OLYMPIA – Agricultural jobs in Washington are looking more attractive again as thousands of unemployed workers look for any opportunity to earn a paycheck.

Since the start of the recession, jobs in construction, manufacturing and other major industries have dropped significantly, pushing many unemployed workers into agricultural jobs that in better times were harder to fill.

Total agricultural employment – a combination of permanent and seasonal jobs – increased by 7.1 percent last year, an increase of 6,790 jobs over 2008. Seasonal jobs jumped up 19.4 percent last year. 

“In a tough economy, people may give up a lot of discretionary purchases, but they still buy food. That keeps agriculture more stable than other industries,” said Employment Security Department Commissioner Karen Lee. 

The spike in agricultural jobs in 2009 can be attributed to several factors, including the cold economy and the unusually warm, dry weather in Washington last year, according to Employment Security’s latest agricultural labor report. 

As 2010 began, the mild weather conditions were ideal for pruning activities, which increased demand for orchard workers in January. Thousands of workers were needed to prune fruit trees to help maintain the size and quality of the fruit. Seasonal agricultural jobs in January 2010 were 47.4 percent higher than in January 2009, an increase of 7,110 jobs, according to the report. 
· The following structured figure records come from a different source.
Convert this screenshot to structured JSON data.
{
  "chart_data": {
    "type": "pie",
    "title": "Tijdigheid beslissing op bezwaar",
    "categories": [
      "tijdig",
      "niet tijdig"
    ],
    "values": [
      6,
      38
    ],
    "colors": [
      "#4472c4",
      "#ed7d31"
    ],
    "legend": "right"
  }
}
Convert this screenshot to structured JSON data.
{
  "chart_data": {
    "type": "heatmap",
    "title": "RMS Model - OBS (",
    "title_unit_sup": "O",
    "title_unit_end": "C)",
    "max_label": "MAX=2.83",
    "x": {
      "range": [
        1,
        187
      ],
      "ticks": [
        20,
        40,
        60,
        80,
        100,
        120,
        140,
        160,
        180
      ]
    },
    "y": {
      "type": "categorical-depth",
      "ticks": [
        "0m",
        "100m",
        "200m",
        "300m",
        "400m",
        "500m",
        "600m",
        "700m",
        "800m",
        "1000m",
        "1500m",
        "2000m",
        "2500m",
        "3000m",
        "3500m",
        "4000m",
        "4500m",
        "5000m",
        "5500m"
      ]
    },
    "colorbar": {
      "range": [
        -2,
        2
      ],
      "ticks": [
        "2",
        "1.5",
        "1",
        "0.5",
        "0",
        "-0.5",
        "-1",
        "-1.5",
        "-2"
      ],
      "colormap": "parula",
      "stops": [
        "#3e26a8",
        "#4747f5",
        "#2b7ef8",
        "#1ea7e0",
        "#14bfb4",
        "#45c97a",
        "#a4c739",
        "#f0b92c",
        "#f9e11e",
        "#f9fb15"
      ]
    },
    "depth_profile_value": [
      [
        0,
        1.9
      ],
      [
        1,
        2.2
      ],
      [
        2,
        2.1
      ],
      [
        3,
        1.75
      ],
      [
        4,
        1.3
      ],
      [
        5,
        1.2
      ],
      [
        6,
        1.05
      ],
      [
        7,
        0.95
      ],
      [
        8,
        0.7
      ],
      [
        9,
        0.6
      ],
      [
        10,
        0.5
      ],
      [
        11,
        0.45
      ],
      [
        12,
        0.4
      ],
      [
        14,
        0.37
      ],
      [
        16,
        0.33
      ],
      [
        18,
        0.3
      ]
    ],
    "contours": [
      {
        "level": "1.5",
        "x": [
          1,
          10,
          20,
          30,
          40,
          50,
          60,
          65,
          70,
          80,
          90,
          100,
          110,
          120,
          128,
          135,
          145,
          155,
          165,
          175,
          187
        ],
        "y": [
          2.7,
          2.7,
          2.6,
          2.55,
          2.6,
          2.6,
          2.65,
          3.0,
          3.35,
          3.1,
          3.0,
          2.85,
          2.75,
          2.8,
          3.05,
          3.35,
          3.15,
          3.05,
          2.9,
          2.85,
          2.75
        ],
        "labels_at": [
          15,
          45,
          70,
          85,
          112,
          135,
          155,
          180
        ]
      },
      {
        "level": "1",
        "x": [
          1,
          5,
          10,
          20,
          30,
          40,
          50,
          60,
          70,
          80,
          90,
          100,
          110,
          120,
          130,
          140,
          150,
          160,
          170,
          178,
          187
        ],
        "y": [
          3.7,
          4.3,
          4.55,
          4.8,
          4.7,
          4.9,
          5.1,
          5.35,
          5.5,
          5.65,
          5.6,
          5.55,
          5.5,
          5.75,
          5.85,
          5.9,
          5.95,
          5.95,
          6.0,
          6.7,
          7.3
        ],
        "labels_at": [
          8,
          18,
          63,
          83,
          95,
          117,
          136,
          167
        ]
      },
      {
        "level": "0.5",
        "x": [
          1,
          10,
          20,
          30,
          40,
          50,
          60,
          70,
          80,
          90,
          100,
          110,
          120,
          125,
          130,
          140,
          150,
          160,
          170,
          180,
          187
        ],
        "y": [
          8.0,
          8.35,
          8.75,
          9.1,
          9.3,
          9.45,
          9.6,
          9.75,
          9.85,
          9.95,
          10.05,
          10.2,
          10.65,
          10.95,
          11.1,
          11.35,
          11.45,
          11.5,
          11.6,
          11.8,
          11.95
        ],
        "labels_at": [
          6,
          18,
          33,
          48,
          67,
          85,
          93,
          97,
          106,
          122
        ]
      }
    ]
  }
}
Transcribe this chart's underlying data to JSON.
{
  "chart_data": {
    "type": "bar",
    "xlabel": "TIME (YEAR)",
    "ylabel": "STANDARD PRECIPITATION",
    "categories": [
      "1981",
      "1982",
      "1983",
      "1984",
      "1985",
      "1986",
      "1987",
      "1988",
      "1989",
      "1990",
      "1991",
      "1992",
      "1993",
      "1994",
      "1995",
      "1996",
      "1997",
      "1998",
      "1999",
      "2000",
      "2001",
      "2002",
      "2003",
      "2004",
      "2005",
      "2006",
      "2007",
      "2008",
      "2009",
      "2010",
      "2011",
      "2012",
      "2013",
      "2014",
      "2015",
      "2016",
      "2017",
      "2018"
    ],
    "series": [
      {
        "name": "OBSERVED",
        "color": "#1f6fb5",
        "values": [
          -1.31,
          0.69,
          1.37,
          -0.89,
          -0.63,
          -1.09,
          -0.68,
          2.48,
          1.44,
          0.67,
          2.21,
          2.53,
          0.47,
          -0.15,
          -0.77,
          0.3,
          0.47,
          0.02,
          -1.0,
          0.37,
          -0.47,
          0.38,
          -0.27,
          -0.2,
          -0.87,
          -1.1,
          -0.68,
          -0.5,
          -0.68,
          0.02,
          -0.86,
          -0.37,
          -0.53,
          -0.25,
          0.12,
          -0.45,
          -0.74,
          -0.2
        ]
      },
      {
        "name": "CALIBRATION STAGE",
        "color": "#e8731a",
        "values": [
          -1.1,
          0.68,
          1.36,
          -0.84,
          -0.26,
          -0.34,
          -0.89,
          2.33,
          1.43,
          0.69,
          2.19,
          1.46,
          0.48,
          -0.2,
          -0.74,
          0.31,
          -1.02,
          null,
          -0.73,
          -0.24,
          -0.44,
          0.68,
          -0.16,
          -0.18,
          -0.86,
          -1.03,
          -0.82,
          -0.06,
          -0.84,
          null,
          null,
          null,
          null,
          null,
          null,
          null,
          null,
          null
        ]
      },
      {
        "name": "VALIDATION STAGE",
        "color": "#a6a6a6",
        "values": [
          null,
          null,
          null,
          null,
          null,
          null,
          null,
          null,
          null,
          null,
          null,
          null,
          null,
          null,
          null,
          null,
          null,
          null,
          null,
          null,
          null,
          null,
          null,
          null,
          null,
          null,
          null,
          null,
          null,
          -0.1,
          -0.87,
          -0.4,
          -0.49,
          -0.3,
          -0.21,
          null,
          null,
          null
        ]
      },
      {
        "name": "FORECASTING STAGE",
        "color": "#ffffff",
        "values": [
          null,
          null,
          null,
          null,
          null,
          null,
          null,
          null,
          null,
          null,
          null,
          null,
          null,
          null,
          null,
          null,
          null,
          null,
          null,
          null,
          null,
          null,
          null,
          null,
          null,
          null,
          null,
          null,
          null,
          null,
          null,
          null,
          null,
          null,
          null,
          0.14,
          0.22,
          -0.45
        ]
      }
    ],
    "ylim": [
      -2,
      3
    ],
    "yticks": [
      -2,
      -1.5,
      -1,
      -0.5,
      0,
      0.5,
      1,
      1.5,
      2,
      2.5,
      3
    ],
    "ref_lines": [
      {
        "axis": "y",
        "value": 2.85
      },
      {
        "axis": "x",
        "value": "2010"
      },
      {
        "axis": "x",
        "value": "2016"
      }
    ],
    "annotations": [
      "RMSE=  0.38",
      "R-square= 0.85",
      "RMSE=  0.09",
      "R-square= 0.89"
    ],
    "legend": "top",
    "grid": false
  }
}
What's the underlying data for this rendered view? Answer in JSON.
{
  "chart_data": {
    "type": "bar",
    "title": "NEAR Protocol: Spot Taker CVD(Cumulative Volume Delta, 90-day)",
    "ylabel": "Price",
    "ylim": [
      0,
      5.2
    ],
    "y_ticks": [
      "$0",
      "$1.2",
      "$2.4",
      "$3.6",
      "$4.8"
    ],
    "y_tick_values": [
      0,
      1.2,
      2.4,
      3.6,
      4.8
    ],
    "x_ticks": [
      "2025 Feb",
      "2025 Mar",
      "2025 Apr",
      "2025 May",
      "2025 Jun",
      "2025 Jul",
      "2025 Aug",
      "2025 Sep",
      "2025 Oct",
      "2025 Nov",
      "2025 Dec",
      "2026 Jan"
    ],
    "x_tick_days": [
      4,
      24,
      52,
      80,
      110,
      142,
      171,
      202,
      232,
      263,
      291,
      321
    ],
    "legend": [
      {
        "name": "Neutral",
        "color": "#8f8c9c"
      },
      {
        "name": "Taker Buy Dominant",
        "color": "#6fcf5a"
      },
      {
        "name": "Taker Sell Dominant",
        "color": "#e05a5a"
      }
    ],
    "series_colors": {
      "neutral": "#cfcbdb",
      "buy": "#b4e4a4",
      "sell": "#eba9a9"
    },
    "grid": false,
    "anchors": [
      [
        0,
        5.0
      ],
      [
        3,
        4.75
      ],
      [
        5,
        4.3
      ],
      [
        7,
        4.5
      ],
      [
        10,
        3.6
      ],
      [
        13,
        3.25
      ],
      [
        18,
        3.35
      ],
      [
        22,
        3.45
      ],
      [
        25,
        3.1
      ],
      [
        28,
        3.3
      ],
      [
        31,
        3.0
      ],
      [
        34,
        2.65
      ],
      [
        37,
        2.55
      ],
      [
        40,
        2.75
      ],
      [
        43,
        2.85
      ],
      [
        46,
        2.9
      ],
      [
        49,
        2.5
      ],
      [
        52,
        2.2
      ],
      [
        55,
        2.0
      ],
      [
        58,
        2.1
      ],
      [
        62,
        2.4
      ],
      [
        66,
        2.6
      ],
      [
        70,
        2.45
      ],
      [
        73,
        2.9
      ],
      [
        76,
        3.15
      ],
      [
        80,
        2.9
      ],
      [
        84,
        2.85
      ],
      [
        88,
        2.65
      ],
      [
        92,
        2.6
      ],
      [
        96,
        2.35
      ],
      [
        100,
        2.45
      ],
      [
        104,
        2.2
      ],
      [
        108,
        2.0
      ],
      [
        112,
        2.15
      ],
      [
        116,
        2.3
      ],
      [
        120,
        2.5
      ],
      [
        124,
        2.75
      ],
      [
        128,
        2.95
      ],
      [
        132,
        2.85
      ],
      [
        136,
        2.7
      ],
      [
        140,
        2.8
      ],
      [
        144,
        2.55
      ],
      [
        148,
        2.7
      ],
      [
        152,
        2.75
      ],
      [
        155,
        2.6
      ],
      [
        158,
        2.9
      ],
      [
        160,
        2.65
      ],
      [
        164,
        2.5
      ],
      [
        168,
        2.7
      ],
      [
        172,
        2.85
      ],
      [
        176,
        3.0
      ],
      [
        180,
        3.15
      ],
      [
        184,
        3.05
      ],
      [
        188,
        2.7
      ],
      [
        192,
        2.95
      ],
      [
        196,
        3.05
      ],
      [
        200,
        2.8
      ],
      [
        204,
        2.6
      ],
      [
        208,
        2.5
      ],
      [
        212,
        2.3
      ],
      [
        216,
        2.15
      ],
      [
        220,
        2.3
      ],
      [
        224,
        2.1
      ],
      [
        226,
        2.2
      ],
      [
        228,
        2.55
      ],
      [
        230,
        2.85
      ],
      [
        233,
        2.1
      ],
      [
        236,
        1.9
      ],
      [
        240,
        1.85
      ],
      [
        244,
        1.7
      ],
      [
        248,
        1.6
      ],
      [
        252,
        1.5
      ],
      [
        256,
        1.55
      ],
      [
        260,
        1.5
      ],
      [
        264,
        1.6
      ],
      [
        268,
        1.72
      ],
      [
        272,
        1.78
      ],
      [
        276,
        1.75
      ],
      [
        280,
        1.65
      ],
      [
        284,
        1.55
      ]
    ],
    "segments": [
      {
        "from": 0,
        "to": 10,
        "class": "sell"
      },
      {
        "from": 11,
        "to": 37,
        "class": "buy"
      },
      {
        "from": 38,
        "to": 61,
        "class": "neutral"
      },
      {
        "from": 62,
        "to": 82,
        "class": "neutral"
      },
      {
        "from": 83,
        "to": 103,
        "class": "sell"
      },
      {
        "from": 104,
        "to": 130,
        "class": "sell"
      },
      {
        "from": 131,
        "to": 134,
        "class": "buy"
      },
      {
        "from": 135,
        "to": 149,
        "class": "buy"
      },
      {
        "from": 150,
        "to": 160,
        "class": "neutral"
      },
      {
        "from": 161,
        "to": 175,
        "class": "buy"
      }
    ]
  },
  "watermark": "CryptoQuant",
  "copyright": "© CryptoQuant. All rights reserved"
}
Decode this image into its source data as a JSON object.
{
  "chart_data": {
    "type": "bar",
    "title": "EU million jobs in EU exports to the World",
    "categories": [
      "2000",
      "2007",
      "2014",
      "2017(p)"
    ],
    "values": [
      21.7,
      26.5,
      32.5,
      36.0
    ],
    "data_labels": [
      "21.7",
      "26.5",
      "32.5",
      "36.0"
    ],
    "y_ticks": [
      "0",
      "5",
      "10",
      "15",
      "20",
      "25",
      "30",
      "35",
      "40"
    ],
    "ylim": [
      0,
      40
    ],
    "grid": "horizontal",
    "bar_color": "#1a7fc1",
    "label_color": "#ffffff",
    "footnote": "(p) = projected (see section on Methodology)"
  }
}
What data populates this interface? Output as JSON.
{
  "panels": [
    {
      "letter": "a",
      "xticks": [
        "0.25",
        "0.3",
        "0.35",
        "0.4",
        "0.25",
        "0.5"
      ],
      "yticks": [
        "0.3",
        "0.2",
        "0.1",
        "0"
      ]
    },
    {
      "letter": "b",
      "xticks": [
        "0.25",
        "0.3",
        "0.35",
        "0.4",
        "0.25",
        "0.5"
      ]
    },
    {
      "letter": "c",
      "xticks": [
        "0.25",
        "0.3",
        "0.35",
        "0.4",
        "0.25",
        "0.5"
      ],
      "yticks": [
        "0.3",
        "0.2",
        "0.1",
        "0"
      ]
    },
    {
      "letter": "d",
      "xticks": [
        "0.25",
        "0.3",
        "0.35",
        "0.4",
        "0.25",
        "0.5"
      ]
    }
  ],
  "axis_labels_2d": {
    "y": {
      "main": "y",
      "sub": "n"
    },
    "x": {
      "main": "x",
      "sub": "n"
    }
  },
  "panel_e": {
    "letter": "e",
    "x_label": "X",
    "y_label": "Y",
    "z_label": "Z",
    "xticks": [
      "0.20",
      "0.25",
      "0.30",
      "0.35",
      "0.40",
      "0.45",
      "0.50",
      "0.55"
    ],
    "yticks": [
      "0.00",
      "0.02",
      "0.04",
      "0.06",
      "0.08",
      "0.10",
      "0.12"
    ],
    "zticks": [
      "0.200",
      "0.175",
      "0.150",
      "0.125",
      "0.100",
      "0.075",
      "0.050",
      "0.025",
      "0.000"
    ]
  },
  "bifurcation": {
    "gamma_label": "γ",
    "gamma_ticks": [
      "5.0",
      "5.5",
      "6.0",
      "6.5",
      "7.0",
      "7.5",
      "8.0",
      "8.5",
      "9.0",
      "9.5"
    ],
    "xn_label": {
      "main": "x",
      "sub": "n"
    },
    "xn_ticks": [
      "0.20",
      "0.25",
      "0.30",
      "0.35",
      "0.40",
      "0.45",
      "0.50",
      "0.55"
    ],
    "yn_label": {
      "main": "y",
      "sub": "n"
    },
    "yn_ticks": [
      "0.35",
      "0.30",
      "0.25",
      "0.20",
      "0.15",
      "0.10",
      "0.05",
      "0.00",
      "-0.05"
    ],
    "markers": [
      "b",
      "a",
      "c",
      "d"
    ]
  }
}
The increase in employment from January 2009 to January 2010 was largely in the central regions of the state and driven primarily by apple work, which provided 3,240 more jobs this January. But several other fruit crops bolstered the numbers, including cherry trees, up 1,170 jobs; pear trees, up 1,150 jobs; and raspberry vines, up 600 jobs. Another 520 jobs were related to onion crops.  

Wages for these workers also were up by about 7.2 percent ($8.79 to $9.42 per hour) from January 2009 to January 2010, according to the report, which is based on a survey of 1,800 agricultural growers in the state. 

Unemployed workers interested in agricultural or other types of jobs can inquire about employment, assessment and training opportunities that are available through their local WorkSource career centers. 

Employment Security is a partner in the statewide WorkSource system, which offers a variety of employment and training services, including free help with interviewing skills, résumés, and job referrals. 

Locations of local WorkSource offices are listed online at https://worksourcewa.com/

Assistance also is available by phone at 877-872-5627.  

In addition, more than 19,000 job openings are posted on https://worksourcewa.com/.


Broadcast version

The Employment Security Department says that agricultural jobs in Washington are looking more attractive again as thousands of unemployed workers look for any opportunity to earn a paycheck. 

Total agricultural employment increased by nearly seven-thousand jobs last year. 

Agricultural wages also were up in 2009. On average, workers made about 60 cents an hour more than in 2008.